Question

Suppose in the population, the Anger-Out score for men is two points higher than it is for women. The population variances for men and women are both 20. Assume the Anger-Out scores for both genders are normally distributed. Given this information about the population parameters:
(a) What is the mean of the sampling distribution of the difference between means?
(b) What is the standard error of the difference between means?
(c) What is the probability that you would have gotten this mean difference or less in your sample?

Answer 1

Answer:

a)= 2

b) 6.324

c) P= 0.1217

Step-by-step explanation:

a) The mean of the sampling distribution of X`1- X`2 denoted by ux`-x` = u1-u2 is equal to the difference between population means i.e = 2 ( given in the question)

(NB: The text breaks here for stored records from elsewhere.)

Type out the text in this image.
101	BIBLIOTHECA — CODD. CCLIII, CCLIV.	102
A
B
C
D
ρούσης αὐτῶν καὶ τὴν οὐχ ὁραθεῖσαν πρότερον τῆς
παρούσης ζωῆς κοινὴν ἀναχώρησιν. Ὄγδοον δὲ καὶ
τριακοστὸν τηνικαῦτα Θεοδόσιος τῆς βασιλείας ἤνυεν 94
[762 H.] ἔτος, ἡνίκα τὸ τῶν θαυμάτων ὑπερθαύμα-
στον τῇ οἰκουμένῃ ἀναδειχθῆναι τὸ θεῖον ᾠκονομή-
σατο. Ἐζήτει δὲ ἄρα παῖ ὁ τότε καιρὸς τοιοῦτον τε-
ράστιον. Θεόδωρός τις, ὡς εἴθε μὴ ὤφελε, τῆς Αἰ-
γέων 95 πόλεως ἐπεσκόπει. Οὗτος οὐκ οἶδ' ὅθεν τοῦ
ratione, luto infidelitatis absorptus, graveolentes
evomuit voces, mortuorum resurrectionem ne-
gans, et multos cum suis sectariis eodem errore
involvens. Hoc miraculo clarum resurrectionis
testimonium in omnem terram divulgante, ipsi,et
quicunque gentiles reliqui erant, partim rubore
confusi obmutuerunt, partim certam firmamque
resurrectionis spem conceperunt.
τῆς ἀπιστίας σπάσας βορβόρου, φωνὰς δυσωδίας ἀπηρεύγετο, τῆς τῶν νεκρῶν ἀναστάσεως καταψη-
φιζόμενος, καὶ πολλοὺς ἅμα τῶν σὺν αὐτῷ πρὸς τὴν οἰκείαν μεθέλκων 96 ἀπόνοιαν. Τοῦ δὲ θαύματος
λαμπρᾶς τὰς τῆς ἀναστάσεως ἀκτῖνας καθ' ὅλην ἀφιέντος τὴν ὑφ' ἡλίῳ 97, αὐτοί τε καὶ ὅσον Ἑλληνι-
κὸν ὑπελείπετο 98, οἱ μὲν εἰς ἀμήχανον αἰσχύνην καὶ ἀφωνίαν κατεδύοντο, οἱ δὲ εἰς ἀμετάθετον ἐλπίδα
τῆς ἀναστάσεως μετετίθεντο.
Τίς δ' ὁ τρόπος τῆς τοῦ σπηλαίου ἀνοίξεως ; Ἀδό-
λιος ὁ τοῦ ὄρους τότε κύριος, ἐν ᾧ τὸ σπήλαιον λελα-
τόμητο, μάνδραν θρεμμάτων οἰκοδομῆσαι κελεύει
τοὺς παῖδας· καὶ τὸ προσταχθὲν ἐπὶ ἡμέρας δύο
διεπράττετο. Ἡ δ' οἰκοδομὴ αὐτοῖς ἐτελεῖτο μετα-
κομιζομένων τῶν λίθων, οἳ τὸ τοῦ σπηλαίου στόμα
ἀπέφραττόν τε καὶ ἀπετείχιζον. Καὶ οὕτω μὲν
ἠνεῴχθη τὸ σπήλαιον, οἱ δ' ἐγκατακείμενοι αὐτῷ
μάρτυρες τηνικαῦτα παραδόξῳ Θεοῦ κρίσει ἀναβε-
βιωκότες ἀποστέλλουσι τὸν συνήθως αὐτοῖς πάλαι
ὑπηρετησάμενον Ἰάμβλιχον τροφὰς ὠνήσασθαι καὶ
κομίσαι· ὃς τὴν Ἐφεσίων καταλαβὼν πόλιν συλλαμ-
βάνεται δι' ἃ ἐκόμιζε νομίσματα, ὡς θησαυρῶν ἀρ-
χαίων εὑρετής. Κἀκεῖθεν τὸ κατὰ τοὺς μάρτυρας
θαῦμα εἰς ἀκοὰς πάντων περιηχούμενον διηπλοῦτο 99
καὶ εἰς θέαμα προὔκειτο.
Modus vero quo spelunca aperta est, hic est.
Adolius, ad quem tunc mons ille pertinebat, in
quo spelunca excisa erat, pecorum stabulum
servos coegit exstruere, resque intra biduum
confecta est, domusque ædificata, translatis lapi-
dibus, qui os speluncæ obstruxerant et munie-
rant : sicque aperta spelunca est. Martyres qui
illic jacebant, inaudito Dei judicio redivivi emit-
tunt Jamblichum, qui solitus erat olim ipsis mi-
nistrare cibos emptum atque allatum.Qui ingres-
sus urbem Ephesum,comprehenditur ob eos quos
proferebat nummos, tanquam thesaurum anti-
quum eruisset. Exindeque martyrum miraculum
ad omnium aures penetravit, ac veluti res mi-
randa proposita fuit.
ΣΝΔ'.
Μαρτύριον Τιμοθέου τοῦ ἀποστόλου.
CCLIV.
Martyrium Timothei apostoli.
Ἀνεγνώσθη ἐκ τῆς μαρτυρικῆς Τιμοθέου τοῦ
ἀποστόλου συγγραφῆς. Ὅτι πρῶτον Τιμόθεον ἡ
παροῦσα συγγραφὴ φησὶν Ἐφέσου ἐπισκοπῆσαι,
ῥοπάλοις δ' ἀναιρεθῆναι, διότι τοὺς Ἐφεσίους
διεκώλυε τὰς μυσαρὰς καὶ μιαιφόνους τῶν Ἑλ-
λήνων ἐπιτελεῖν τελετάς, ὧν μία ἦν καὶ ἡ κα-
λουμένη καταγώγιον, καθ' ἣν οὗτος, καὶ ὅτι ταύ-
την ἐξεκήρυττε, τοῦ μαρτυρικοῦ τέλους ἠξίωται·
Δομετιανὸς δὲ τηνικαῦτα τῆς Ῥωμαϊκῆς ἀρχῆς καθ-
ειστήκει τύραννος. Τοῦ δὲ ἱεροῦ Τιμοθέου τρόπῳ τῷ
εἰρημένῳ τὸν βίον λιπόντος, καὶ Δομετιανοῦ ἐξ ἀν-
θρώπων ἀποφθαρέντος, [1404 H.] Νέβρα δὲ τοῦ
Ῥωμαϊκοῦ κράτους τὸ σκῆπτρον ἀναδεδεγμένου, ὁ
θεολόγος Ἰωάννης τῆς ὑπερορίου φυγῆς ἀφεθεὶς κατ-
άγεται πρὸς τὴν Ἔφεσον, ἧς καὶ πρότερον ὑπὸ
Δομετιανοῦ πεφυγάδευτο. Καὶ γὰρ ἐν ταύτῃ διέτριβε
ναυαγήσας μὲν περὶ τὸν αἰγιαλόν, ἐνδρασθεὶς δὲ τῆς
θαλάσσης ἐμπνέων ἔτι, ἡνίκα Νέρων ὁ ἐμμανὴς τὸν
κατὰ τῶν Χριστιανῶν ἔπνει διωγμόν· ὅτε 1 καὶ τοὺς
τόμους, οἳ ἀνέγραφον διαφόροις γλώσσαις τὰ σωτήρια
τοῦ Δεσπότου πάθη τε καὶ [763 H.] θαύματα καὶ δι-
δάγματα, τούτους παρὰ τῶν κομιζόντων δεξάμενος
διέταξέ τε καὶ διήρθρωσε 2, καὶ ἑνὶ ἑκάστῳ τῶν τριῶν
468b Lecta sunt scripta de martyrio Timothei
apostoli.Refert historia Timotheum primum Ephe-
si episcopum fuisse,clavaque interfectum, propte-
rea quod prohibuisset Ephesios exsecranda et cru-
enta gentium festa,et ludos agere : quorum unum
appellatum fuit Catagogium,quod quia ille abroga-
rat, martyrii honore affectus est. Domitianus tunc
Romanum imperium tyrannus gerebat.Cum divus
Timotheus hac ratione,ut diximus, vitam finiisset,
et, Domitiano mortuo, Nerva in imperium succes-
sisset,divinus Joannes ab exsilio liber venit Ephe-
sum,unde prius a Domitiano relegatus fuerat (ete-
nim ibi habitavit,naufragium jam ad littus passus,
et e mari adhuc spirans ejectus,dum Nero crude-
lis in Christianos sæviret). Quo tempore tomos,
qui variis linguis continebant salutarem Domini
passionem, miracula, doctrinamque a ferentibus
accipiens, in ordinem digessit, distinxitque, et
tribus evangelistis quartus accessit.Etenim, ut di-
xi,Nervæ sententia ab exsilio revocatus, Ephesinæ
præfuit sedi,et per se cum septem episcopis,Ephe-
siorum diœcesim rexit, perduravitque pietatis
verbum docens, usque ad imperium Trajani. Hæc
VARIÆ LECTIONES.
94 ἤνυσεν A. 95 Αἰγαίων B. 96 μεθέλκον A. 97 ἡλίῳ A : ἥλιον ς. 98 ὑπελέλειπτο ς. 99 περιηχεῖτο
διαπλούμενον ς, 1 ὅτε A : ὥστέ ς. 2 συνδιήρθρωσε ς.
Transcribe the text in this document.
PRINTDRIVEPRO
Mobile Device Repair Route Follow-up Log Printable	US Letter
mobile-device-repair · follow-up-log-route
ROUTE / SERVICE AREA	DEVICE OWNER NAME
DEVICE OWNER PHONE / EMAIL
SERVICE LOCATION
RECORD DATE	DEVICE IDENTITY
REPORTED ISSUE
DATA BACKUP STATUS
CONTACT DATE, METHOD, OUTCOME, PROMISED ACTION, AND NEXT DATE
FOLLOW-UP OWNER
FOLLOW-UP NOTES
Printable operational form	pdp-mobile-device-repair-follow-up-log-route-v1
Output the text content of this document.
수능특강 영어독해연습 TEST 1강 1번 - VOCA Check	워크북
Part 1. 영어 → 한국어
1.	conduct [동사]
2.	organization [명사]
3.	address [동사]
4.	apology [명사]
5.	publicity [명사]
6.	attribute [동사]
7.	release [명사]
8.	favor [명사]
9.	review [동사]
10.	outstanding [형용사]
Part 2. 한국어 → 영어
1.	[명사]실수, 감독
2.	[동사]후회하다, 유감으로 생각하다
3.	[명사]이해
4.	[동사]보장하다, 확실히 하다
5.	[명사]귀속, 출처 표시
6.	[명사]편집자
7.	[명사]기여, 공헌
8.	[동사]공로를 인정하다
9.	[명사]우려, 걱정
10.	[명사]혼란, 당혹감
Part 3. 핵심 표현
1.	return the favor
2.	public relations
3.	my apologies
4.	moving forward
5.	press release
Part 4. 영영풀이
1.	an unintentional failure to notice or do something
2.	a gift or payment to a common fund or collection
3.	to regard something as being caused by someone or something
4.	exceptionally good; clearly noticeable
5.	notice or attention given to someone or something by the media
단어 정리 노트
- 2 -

b) The standard deviation of the sampling distribution of X`1- X`2 ( standard error of X`1- X`2) denoted by σ_X`1- X`2 is given by

σ_X`1- X`2 = √σ²/n1 +σ²/n2

Var ( X`1- X`2) = Var X`1 + Var X`2 =  σ²/n1 +σ²/n2

so

σ_X`1- X`2 =√20 +20 = 6.324

if the populations are normal the sampling distribution X`1- X`2 , regardless of sample sizes , will be normal with mean u1-u2 and variance σ²/n1 +σ²/n2.

Where as Z is normally distributed with mean zero and unit variance.

If we take X`1- X`2= 0 and u1-u2= 2  and standard deviation of the sampling distribution = 6.324 then

Z= 0-2/ 6.342= -0.31625

P(-0.31625<z<0)= 0.1217

The probability would be 0.1217